The next chore of the day was to pick up my mail from the Lion’s Club youth leader’s house. His was the address I had given to my friends all summer, and there were still letters going there even though I had usurped Giovanni’s address. I tried to pick up my mail around lunch time since his mother was the best cook in the world. I ‘fessed up about my handmade pasta going horribly wrong. She tried to show me once again.
I mixed and rolled it and started to get a better feel for the process. But I was still much too intimidated to try it on my own again, especially if I had guests coming. I did master her amazing sauce though. I stayed for lunch, which was as miraculous as always.
Walking over to Giovanni’s, I mused about what a perfect day this had been. Eating a wonderful Sicilian lunch and, for dessert, the passionate embrace of my Sicilian lover. The island’s volcanic forces must have been in my favor.
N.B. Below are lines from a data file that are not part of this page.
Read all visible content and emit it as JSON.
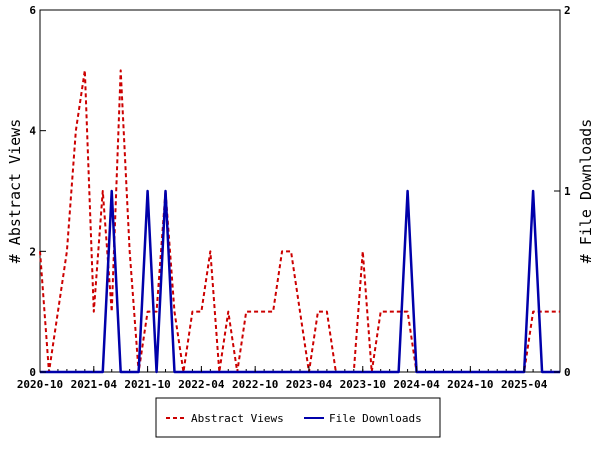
{
  "chart_data": {
    "type": "line",
    "title": "",
    "xlabel": "",
    "x": [
      "2020-10",
      "2020-11",
      "2020-12",
      "2021-01",
      "2021-02",
      "2021-03",
      "2021-04",
      "2021-05",
      "2021-06",
      "2021-07",
      "2021-08",
      "2021-09",
      "2021-10",
      "2021-11",
      "2021-12",
      "2022-01",
      "2022-02",
      "2022-03",
      "2022-04",
      "2022-05",
      "2022-06",
      "2022-07",
      "2022-08",
      "2022-09",
      "2022-10",
      "2022-11",
      "2022-12",
      "2023-01",
      "2023-02",
      "2023-03",
      "2023-04",
      "2023-05",
      "2023-06",
      "2023-07",
      "2023-08",
      "2023-09",
      "2023-10",
      "2023-11",
      "2023-12",
      "2024-01",
      "2024-02",
      "2024-03",
      "2024-04",
      "2024-05",
      "2024-06",
      "2024-07",
      "2024-08",
      "2024-09",
      "2024-10",
      "2024-11",
      "2024-12",
      "2025-01",
      "2025-02",
      "2025-03",
      "2025-04",
      "2025-05",
      "2025-06",
      "2025-07",
      "2025-08"
    ],
    "x_ticks": [
      "2020-10",
      "2021-04",
      "2021-10",
      "2022-04",
      "2022-10",
      "2023-04",
      "2023-10",
      "2024-04",
      "2024-10",
      "2025-04"
    ],
    "series": [
      {
        "name": "Abstract Views",
        "axis": "left",
        "color": "#cc0000",
        "style": "dashed",
        "values": [
          2,
          0,
          1,
          2,
          4,
          5,
          1,
          3,
          1,
          5,
          2,
          0,
          1,
          1,
          3,
          1,
          0,
          1,
          1,
          2,
          0,
          1,
          0,
          1,
          1,
          1,
          1,
          2,
          2,
          1,
          0,
          1,
          1,
          0,
          0,
          0,
          2,
          0,
          1,
          1,
          1,
          1,
          0,
          0,
          0,
          0,
          0,
          0,
          0,
          0,
          0,
          0,
          0,
          0,
          0,
          1,
          1,
          1,
          1
        ]
      },
      {
        "name": "File Downloads",
        "axis": "right",
        "color": "#0000aa",
        "style": "solid",
        "values": [
          0,
          0,
          0,
          0,
          0,
          0,
          0,
          0,
          1,
          0,
          0,
          0,
          1,
          0,
          1,
          0,
          0,
          0,
          0,
          0,
          0,
          0,
          0,
          0,
          0,
          0,
          0,
          0,
          0,
          0,
          0,
          0,
          0,
          0,
          0,
          0,
          0,
          0,
          0,
          0,
          0,
          1,
          0,
          0,
          0,
          0,
          0,
          0,
          0,
          0,
          0,
          0,
          0,
          0,
          0,
          1,
          0,
          0,
          0
        ]
      }
    ],
    "y_left": {
      "label": "# Abstract Views",
      "ylim": [
        0,
        6
      ],
      "ticks": [
        "0",
        "2",
        "4",
        "6"
      ]
    },
    "y_right": {
      "label": "# File Downloads",
      "ylim": [
        0,
        2
      ],
      "ticks": [
        "0",
        "1",
        "2"
      ]
    },
    "grid": false,
    "legend_placement": "bottom-center"
  }
}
I rode back to Girasol with Giovanni after a pleasant afternoon of laughing and joking. No drama, no frustration – things seemed to be getting better with him. He never seemed to want to dump me, just to keep me on the attendance rolls like his other lovers. He put his hand on my knee as we rode on the dirt road. He saw Veronika and yelled that he’d come fix her roof the next day. We said goodbye. I knew I’d miss him as we would be apart during my travels. He said he’d be here and nothing ever changes in Piazza Armerina. So I decided not to worry.
That night as Rob and I packed for the trip, we bickered the whole time. I worried about spending all this time alone with him. Were we going to be miserable? Why was it so nice with Giovanni and not with Rob?